18 de Jul de 2026 • 10 min de leitura
Fissura labiopalatina exige atenção contínua e cuidado multidisciplinar desde os primeiros meses de vida
A fissura labiopalatina é uma das malformações congênitas mais frequentes em crianças no Brasil, país onde, segundo estimativas de saúde pública, milhares de recém-nascidos são afetados anualmente por essa condição. O problema ocorre ainda durante o desenvolvimento gestacional, quando estruturas do lábio e do palato não se formam ou não se unem completamente, resultando em uma abertura que pode atingir diferentes regiões da face.
Apesar de não representar risco direto à sobrevivência, a condição pode impactar de forma significativa funções essenciais como alimentação, fala, respiração e audição, além de repercussões emocionais e sociais ao longo do desenvolvimento infantil e da vida adulta.
Origem multifatorial e identificação precoce
Especialistas destacam que não existe uma única causa definida para a fissura labiopalatina. Em muitos casos, fatores genéticos podem estar envolvidos, mas a condição também pode surgir de forma isolada, sem associação hereditária identificável.

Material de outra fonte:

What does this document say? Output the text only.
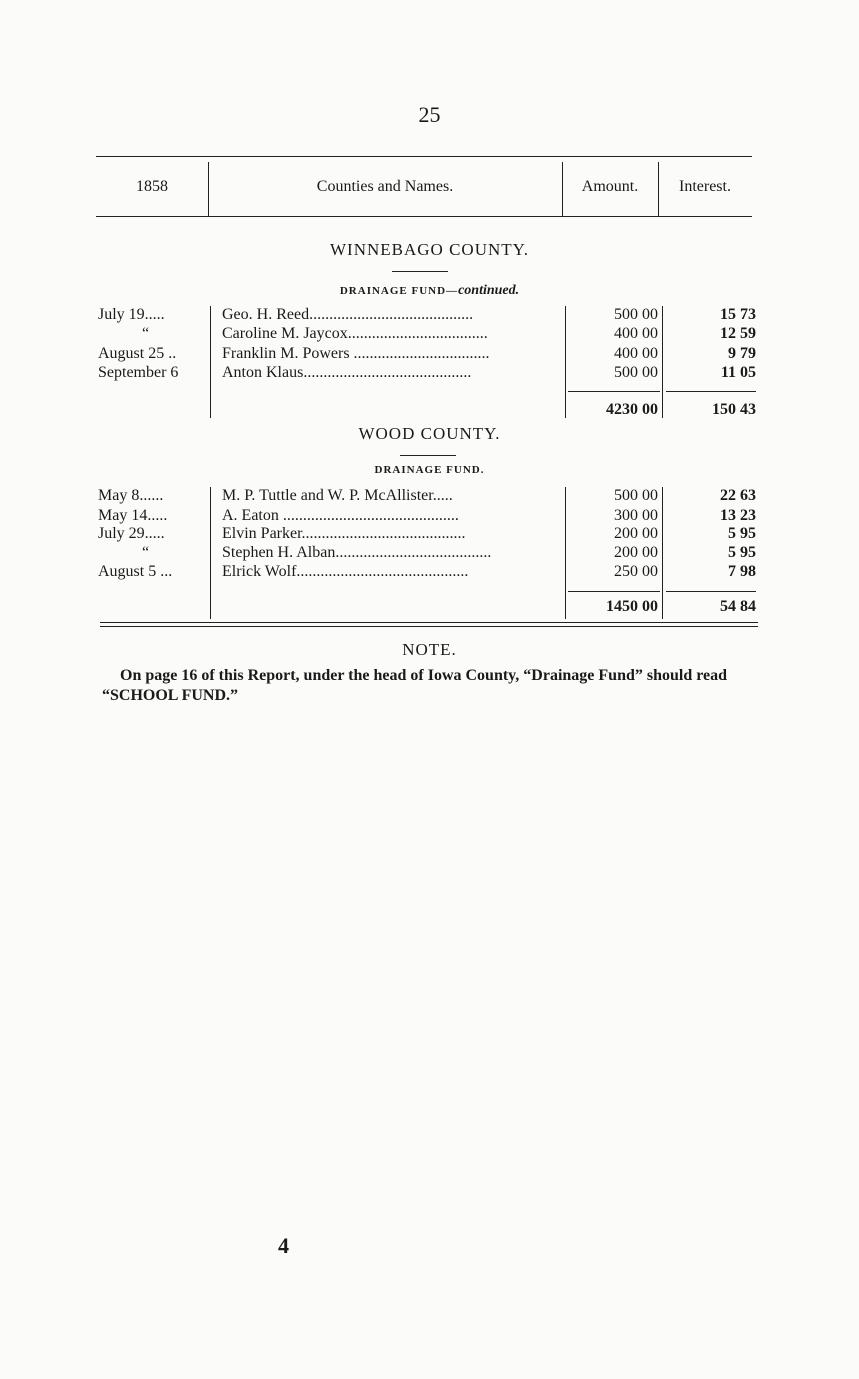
25
1858	Counties and Names.	Amount.	Interest.
WINNEBAGO COUNTY.
DRAINAGE FUND—continued.
July 19.....	Geo. H. Reed.........................................	500 00	15 73
“	Caroline M. Jaycox...................................	400 00	12 59
August 25 ..	Franklin M. Powers ..................................	400 00	9 79
September 6	Anton Klaus..........................................	500 00	11 05
4230 00	150 43
WOOD COUNTY.
DRAINAGE FUND.
May 8......	M. P. Tuttle and W. P. McAllister.....	500 00	22 63
May 14.....	A. Eaton ............................................	300 00	13 23
July 29.....	Elvin Parker.........................................	200 00	5 95
“	Stephen H. Alban.......................................	200 00	5 95
August 5 ...	Elrick Wolf...........................................	250 00	7 98
1450 00	54 84
NOTE.
On page 16 of this Report, under the head of Iowa County, “Drainage Fund” should read “SCHOOL FUND.”
4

O diagnóstico pode ser realizado ainda durante a gestação, por meio de exames de imagem como a ultrassonografia, o que permite o planejamento antecipado do cuidado após o nascimento. A identificação precoce é considerada um fator determinante para o sucesso do tratamento, pois possibilita intervenções ainda nos primeiros meses de vida.
Tratamento prolongado e abordagem integrada
O manejo da fissura labiopalatina exige acompanhamento contínuo e envolve diferentes áreas da saúde. O tratamento geralmente inclui cirurgias reparadoras e reabilitação funcional com equipes compostas por cirurgiões craniofaciais, odontologistas, fonoaudiólogos, psicólogos, pediatras e otorrinolaringologistas.
Essa abordagem multidisciplinar busca não apenas corrigir aspectos estruturais, mas também garantir o desenvolvimento adequado da fala, da mastigação e da respiração, além de oferecer suporte emocional ao paciente e à família.
Centros especializados de referência no Brasil desempenham papel essencial nesse processo, oferecendo acompanhamento de longo prazo e promovendo a reintegração social dos pacientes. Essas instituições são responsáveis por milhares de atendimentos ao longo das últimas décadas e se consolidam como importantes polos de reabilitação craniofacial no país.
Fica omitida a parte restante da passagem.